While this blogpost highlights a technique for named entities, it’s also good to know that there are other use-cases for large language models too! You can find the new OpenAI features for Prodigy here, which also lists recipes for text classification. There’s also a very interesting recipe for terms which allows you to generate relevant terms that can be re-used for weak supervision modelling. There's even recipes that allow you to do prompt engineering which can help you write better prompts for your language models.
So feel free to experiment, and ping me online if there’s any feedback!

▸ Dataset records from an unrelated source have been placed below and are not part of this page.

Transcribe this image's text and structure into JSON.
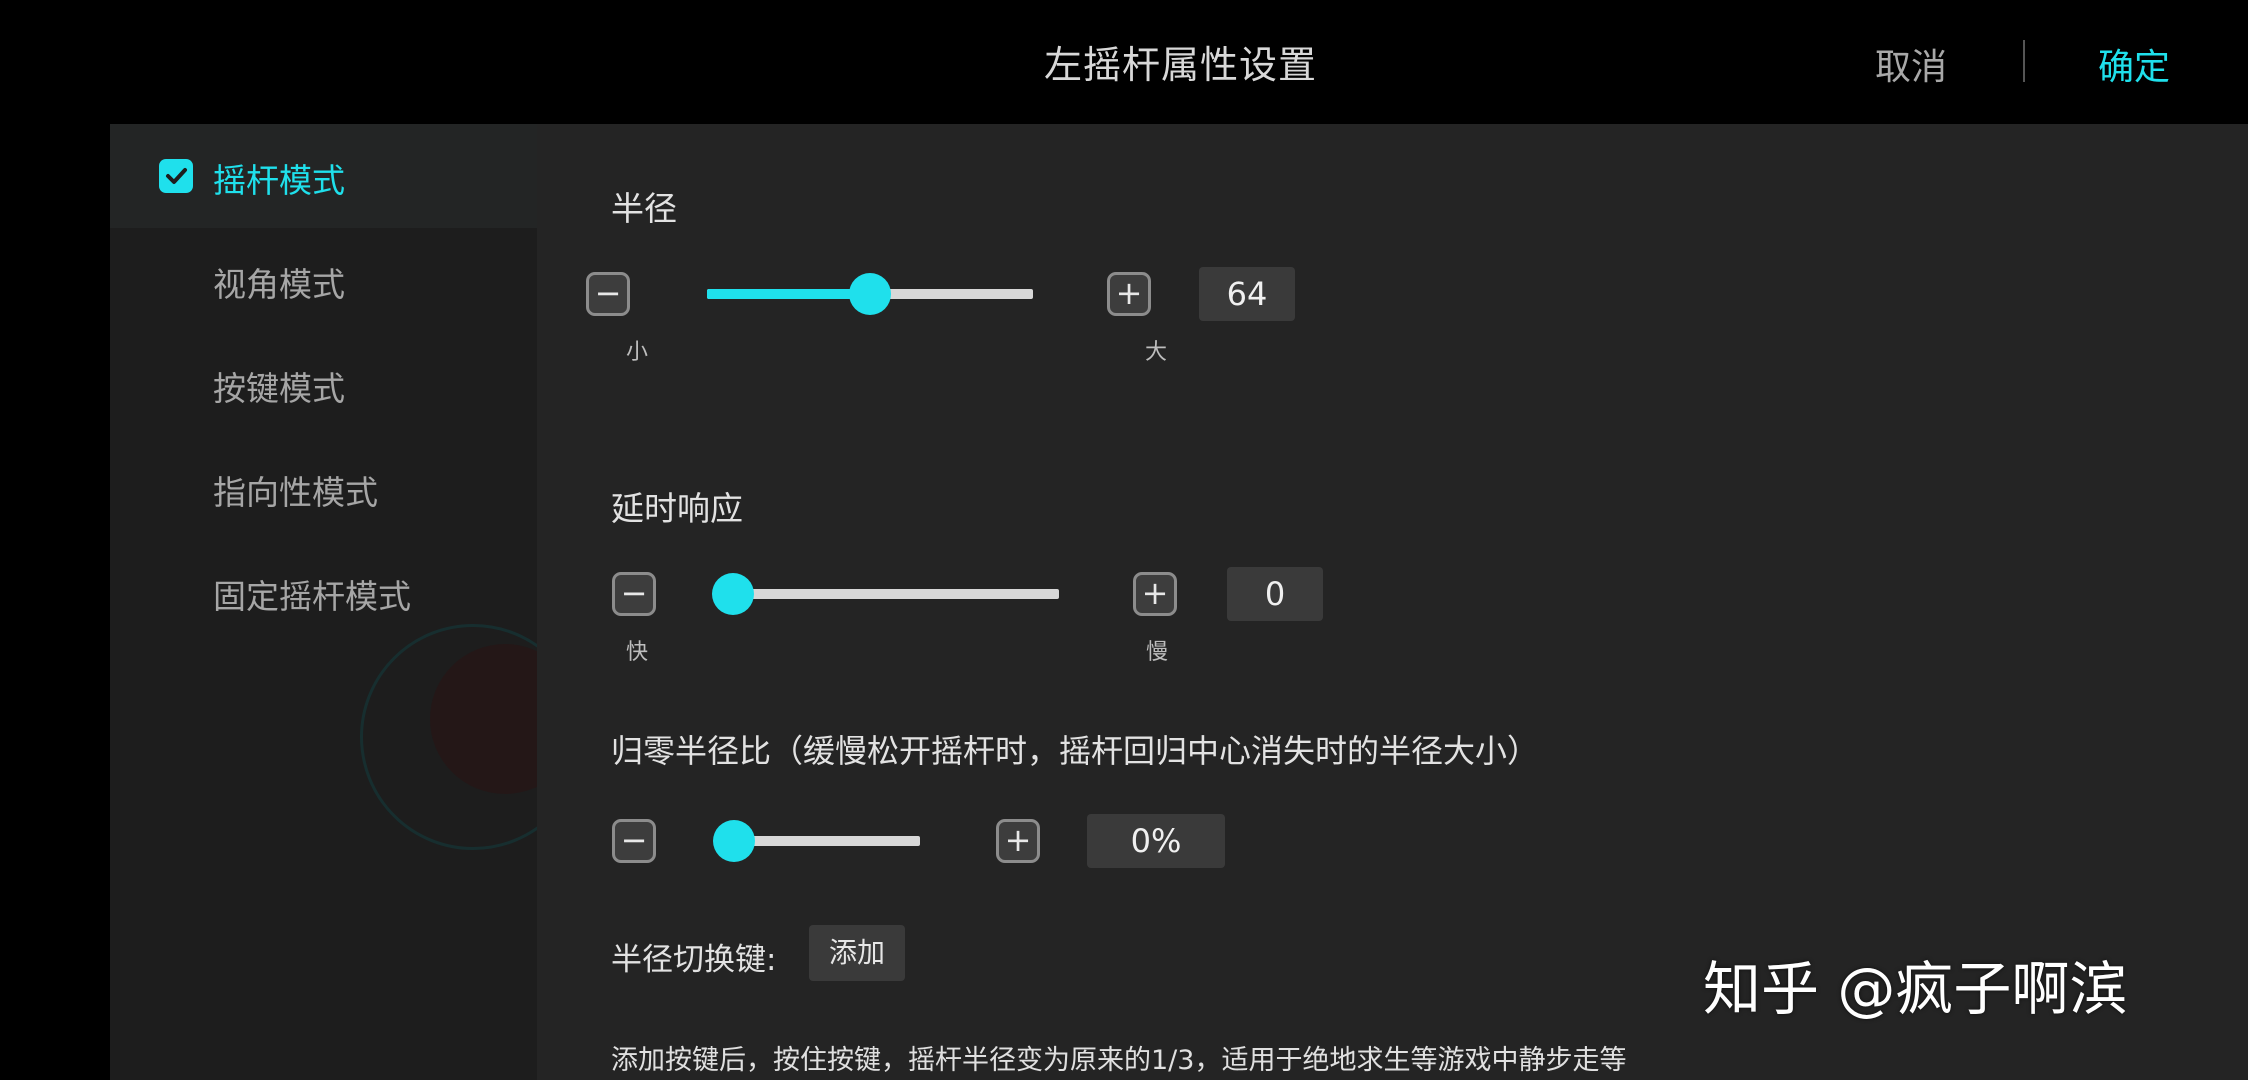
{
  "header": {
    "title": "左摇杆属性设置",
    "cancel_label": "取消",
    "confirm_label": "确定"
  },
  "sidebar": {
    "items": [
      {
        "label": "摇杆模式",
        "selected": true
      },
      {
        "label": "视角模式",
        "selected": false
      },
      {
        "label": "按键模式",
        "selected": false
      },
      {
        "label": "指向性模式",
        "selected": false
      },
      {
        "label": "固定摇杆模式",
        "selected": false
      }
    ]
  },
  "settings": {
    "radius": {
      "label": "半径",
      "min_caption": "小",
      "max_caption": "大",
      "value": "64",
      "level": 0.5
    },
    "delay": {
      "label": "延时响应",
      "min_caption": "快",
      "max_caption": "慢",
      "value": "0",
      "level": 0.0
    },
    "reset_ratio": {
      "label": "归零半径比（缓慢松开摇杆时，摇杆回归中心消失时的半径大小）",
      "value": "0%",
      "level": 0.0
    },
    "radius_switch": {
      "label": "半径切换键:",
      "add_label": "添加",
      "description": "添加按键后，按住按键，摇杆半径变为原来的1/3，适用于绝地求生等游戏中静步走等"
    }
  },
  "watermark": "知乎 @疯子啊滨",
  "colors": {
    "accent": "#1fe0ec",
    "background": "#242424",
    "sidebar": "#1d1d1d"
  }
}
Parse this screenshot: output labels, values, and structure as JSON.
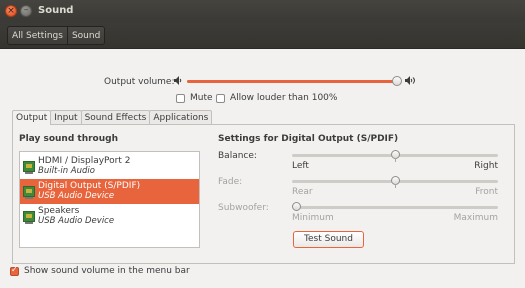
{
  "window": {
    "title": "Sound",
    "close_glyph": "×",
    "min_glyph": "–"
  },
  "toolbar": {
    "crumbs": [
      "All Settings",
      "Sound"
    ]
  },
  "volume": {
    "label": "Output volume:",
    "level": 0.98,
    "low_icon": "speaker-low-icon",
    "high_icon": "speaker-high-icon",
    "mute_label": "Mute",
    "mute_checked": false,
    "louder_label": "Allow louder than 100%",
    "louder_checked": false
  },
  "tabs": [
    "Output",
    "Input",
    "Sound Effects",
    "Applications"
  ],
  "active_tab": "Output",
  "output": {
    "play_through_heading": "Play sound through",
    "devices": [
      {
        "name": "HDMI / DisplayPort 2",
        "sub": "Built-in Audio",
        "selected": false
      },
      {
        "name": "Digital Output (S/PDIF)",
        "sub": "USB Audio Device",
        "selected": true
      },
      {
        "name": "Speakers",
        "sub": "USB Audio Device",
        "selected": false
      }
    ],
    "settings_heading": "Settings for Digital Output (S/PDIF)",
    "balance": {
      "label": "Balance:",
      "left": "Left",
      "right": "Right",
      "value": 0.5
    },
    "fade": {
      "label": "Fade:",
      "left": "Rear",
      "right": "Front",
      "value": 0.5
    },
    "subwoofer": {
      "label": "Subwoofer:",
      "left": "Minimum",
      "right": "Maximum",
      "value": 0
    },
    "test_button": "Test Sound"
  },
  "menu_bar_option": {
    "label": "Show sound volume in the menu bar",
    "checked": true
  },
  "colors": {
    "accent": "#e7643c",
    "titlebar": "#3c3b37",
    "background": "#f2f1f0"
  }
}
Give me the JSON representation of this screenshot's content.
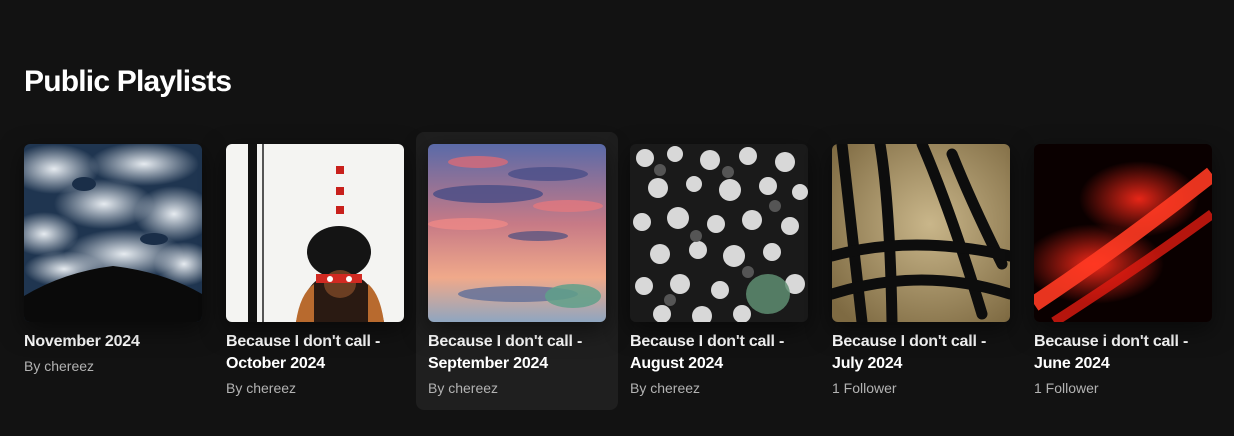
{
  "section": {
    "title": "Public Playlists"
  },
  "playlists": [
    {
      "title": "November 2024",
      "subtitle": "By chereez",
      "cover_icon": "cloudy-sky-image"
    },
    {
      "title": "Because I don't call - October 2024",
      "subtitle": "By chereez",
      "cover_icon": "woman-with-red-glasses-image"
    },
    {
      "title": "Because I don't call - September 2024",
      "subtitle": "By chereez",
      "cover_icon": "sunset-clouds-image"
    },
    {
      "title": "Because I don't call - August 2024",
      "subtitle": "By chereez",
      "cover_icon": "crowd-black-white-image"
    },
    {
      "title": "Because I don't call - July 2024",
      "subtitle": "1 Follower",
      "cover_icon": "graffiti-wall-image"
    },
    {
      "title": "Because i don't call - June 2024",
      "subtitle": "1 Follower",
      "cover_icon": "red-abstract-image"
    }
  ],
  "colors": {
    "background": "#121212",
    "card_hover": "#1f1f1f",
    "subtitle": "#b3b3b3"
  }
}
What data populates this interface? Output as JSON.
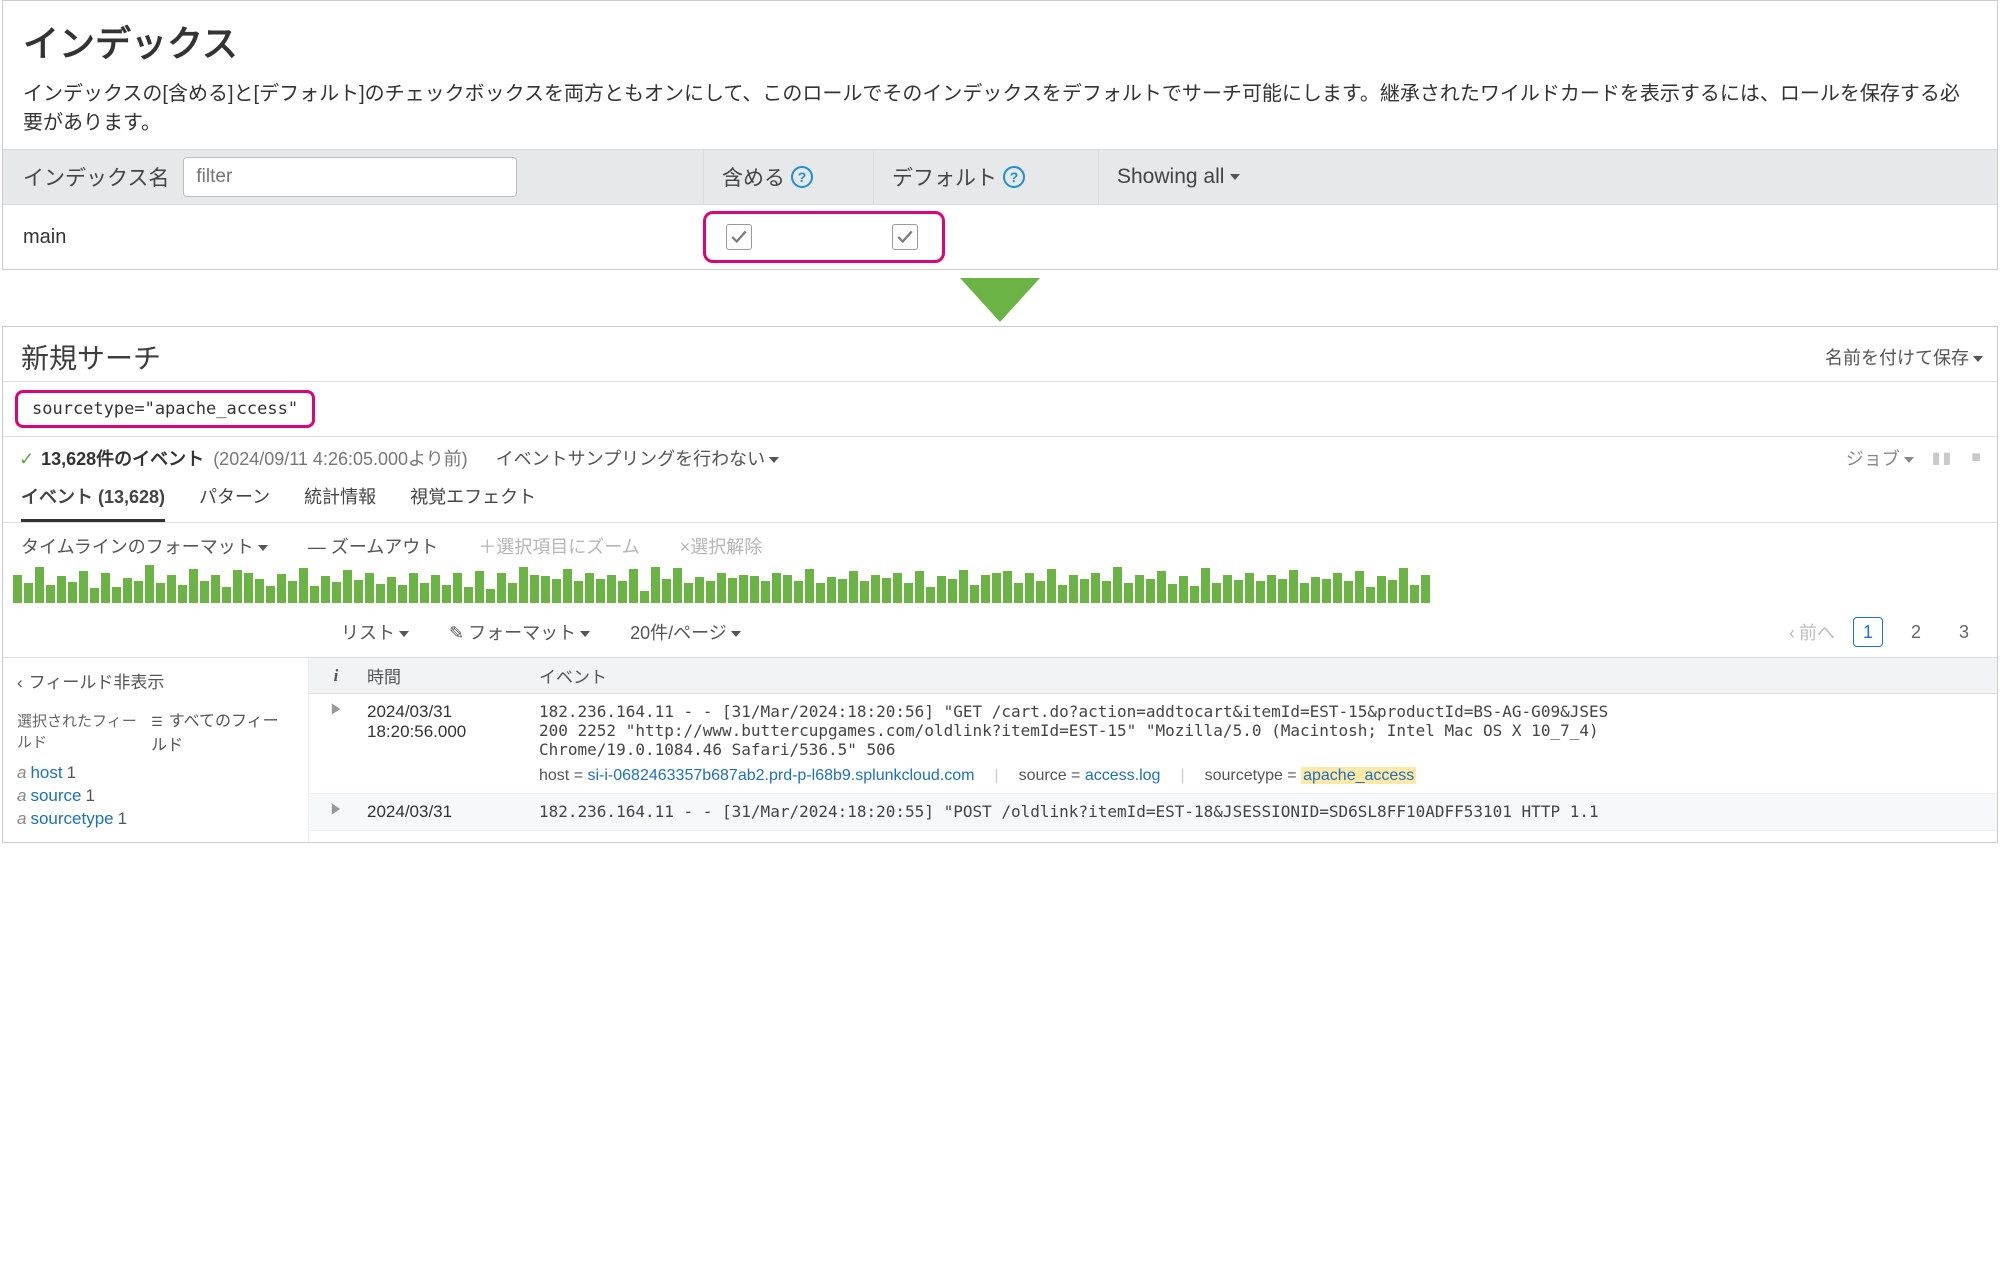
{
  "indexes": {
    "title": "インデックス",
    "description": "インデックスの[含める]と[デフォルト]のチェックボックスを両方ともオンにして、このロールでそのインデックスをデフォルトでサーチ可能にします。継承されたワイルドカードを表示するには、ロールを保存する必要があります。",
    "col_name": "インデックス名",
    "filter_placeholder": "filter",
    "col_include": "含める",
    "col_default": "デフォルト",
    "showing": "Showing all",
    "row0_name": "main"
  },
  "search": {
    "title": "新規サーチ",
    "save_as": "名前を付けて保存",
    "query": "sourcetype=\"apache_access\"",
    "status_count": "13,628件のイベント",
    "status_time": "(2024/09/11 4:26:05.000より前)",
    "sampling": "イベントサンプリングを行わない",
    "job": "ジョブ"
  },
  "tabs": {
    "events": "イベント (13,628)",
    "patterns": "パターン",
    "stats": "統計情報",
    "viz": "視覚エフェクト"
  },
  "timeline": {
    "format": "タイムラインのフォーマット",
    "zoom_out": "— ズームアウト",
    "zoom_sel": "＋選択項目にズーム",
    "deselect": "×選択解除"
  },
  "list": {
    "list": "リスト",
    "format": "フォーマット",
    "per_page": "20件/ページ",
    "prev": "前へ",
    "p1": "1",
    "p2": "2",
    "p3": "3"
  },
  "sidebar": {
    "hide": "フィールド非表示",
    "selected": "選択されたフィールド",
    "all": "すべてのフィールド",
    "f_host": "host",
    "f_host_c": "1",
    "f_source": "source",
    "f_source_c": "1",
    "f_sourcetype": "sourcetype",
    "f_sourcetype_c": "1"
  },
  "evhead": {
    "i": "i",
    "time": "時間",
    "event": "イベント"
  },
  "events": [
    {
      "time_l1": "2024/03/31",
      "time_l2": "18:20:56.000",
      "line1": "182.236.164.11 - - [31/Mar/2024:18:20:56] \"GET /cart.do?action=addtocart&itemId=EST-15&productId=BS-AG-G09&JSES",
      "line2": "200 2252 \"http://www.buttercupgames.com/oldlink?itemId=EST-15\" \"Mozilla/5.0 (Macintosh; Intel Mac OS X 10_7_4)",
      "line3": "Chrome/19.0.1084.46 Safari/536.5\" 506",
      "meta_host_k": "host =",
      "meta_host_v": "si-i-0682463357b687ab2.prd-p-l68b9.splunkcloud.com",
      "meta_src_k": "source =",
      "meta_src_v": "access.log",
      "meta_st_k": "sourcetype =",
      "meta_st_v": "apache_access"
    },
    {
      "time_l1": "2024/03/31",
      "time_l2": "",
      "line1": "182.236.164.11 - - [31/Mar/2024:18:20:55] \"POST /oldlink?itemId=EST-18&JSESSIONID=SD6SL8FF10ADFF53101 HTTP 1.1"
    }
  ],
  "chart_data": {
    "type": "bar",
    "title": "event timeline",
    "ylim": [
      0,
      40
    ],
    "values": [
      28,
      20,
      36,
      18,
      27,
      21,
      32,
      15,
      30,
      16,
      25,
      22,
      38,
      20,
      28,
      18,
      34,
      22,
      28,
      16,
      33,
      30,
      24,
      17,
      29,
      22,
      35,
      17,
      27,
      21,
      33,
      23,
      30,
      19,
      26,
      18,
      30,
      20,
      28,
      18,
      30,
      16,
      32,
      14,
      30,
      20,
      36,
      28,
      27,
      24,
      34,
      22,
      30,
      24,
      28,
      22,
      34,
      12,
      36,
      24,
      35,
      20,
      26,
      22,
      30,
      25,
      28,
      27,
      22,
      30,
      28,
      22,
      34,
      20,
      26,
      24,
      32,
      22,
      28,
      25,
      30,
      20,
      32,
      16,
      27,
      24,
      33,
      18,
      28,
      30,
      32,
      20,
      30,
      22,
      34,
      18,
      28,
      24,
      30,
      22,
      36,
      20,
      28,
      24,
      32,
      19,
      27,
      17,
      35,
      20,
      28,
      23,
      30,
      22,
      28,
      24,
      33,
      20,
      26,
      24,
      30,
      22,
      32,
      16,
      27,
      23,
      35,
      18,
      28
    ]
  }
}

Another reason to get excited
There’s also another reason to be excited. While it is hard to predict the future, but it’s pretty easy to see how many alternatives to OpenAI will pop up. Today there are online providers that are easy to set up, but we may also see models soon that are light enough to run on your own laptop.
A caveat on performance
You may have noticed that I'm using en_core_web_md
which, on paper at least, isn't
as performant as en_core_web_lg
or en_core_web_trf
. You may also observe that I'm
running OpenAI in a zero shot manner, and the predictions would likely improve if I did
some few-shot tricks. I could also have chosen to add a pretrained Huggingface model to
the mix.
These are all fair observations and it makes sense to consider all of this in a real-life scenario. But the main point I'm trying to make here is that with very low effort we now have tools at our disposal to "pull off the disagreement trick" in a short amount of time. That is very new and exciting, and something that can really shave off some time when you're getting started with a new project.
Note that you can also do something similar with spaCy and pattern files, which I've demo'ed a few years ago at PyData Eindhoven.